Traditional fishing methods, scientific surveys, population modeling, and fishery management strategies are all dependent upon a fundamental understanding of fish behavior. The Fisheries Behavioral Ecology Program, based at Oregon State University's Hatfield Marine Science Center in Newport, Oregon, conducts research aimed at understanding the relationships between fish behavior and environmental variables (physical and biological), and how this influences distribution, survival, and recruitment of economically important fish species. Program research also includes experimental analysis of fishing gear performance, and the survival and recovery of fishes from stresses imposed during fishing activity.
The goal of the Program is to provide critical information needed to improve survey techniques, to improve predictions on population abundance, distribution and survival, and to conserve populations of economically significant resource species and their habitats. The Program has four primary research topics to meet this goal.

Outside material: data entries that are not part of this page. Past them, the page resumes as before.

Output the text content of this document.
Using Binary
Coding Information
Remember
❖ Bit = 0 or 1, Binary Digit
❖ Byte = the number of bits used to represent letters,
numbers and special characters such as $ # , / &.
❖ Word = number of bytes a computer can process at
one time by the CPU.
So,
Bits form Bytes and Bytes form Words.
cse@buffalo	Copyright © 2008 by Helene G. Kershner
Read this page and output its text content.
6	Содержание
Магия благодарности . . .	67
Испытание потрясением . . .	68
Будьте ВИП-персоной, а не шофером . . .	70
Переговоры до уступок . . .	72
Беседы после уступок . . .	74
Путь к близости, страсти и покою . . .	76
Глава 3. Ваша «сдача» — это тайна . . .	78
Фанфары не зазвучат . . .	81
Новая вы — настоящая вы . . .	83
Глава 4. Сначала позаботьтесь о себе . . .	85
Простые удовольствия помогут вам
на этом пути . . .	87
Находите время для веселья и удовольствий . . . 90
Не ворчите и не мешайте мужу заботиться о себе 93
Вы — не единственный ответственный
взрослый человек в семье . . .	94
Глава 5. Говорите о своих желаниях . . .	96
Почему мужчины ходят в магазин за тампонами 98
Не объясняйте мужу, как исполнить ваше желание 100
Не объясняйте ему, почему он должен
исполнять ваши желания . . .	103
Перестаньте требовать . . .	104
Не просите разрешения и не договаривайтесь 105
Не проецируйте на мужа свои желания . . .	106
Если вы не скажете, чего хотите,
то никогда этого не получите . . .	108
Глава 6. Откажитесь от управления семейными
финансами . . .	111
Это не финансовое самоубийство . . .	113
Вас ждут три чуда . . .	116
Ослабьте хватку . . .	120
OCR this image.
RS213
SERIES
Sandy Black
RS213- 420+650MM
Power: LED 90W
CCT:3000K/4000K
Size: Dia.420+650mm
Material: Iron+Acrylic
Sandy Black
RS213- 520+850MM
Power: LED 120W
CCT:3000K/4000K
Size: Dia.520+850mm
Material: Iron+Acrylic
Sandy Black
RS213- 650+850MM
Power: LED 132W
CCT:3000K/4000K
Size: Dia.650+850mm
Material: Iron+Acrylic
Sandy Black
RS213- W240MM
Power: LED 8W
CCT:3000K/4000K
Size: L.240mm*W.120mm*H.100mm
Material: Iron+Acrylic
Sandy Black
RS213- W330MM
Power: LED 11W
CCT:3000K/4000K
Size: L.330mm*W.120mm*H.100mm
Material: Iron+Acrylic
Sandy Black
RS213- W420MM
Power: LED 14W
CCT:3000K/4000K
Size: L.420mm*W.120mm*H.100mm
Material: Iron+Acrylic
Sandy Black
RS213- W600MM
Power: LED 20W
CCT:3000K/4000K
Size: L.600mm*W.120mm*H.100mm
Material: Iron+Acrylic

Research emphasis is placed on five species that comprise the largest fisheries in Alaska and the northeast Pacific Ocean: Walleye Pollock, Sablefish, Pacific Halibut, Rock Sole, Pacific cod, and Lingcod. Experimental research is conducted with all life history stages from eggs to adults, and brood stock populations and cultures of prey are maintained for larval and juvenile fishes.
Emphasis is also placed on peer-reviewed publication of basic research applicable to species and issues relevant to the Alaska Fisheries Science Center, and collaboration is routinely conducted with other agencies, including:
- Hatfield Marine Science Center
- Oregon State University (Department of Fisheries & Wildlife and Coastal Oregon)
- International Pacific Halibut Commission
- Oregon Department of Fisheries and Wildlife
- Northwest Fisheries Science Center, NOAA
Interns, graduate students, and part-time employees are supported through a variety of mechanisms at both regional and national levels.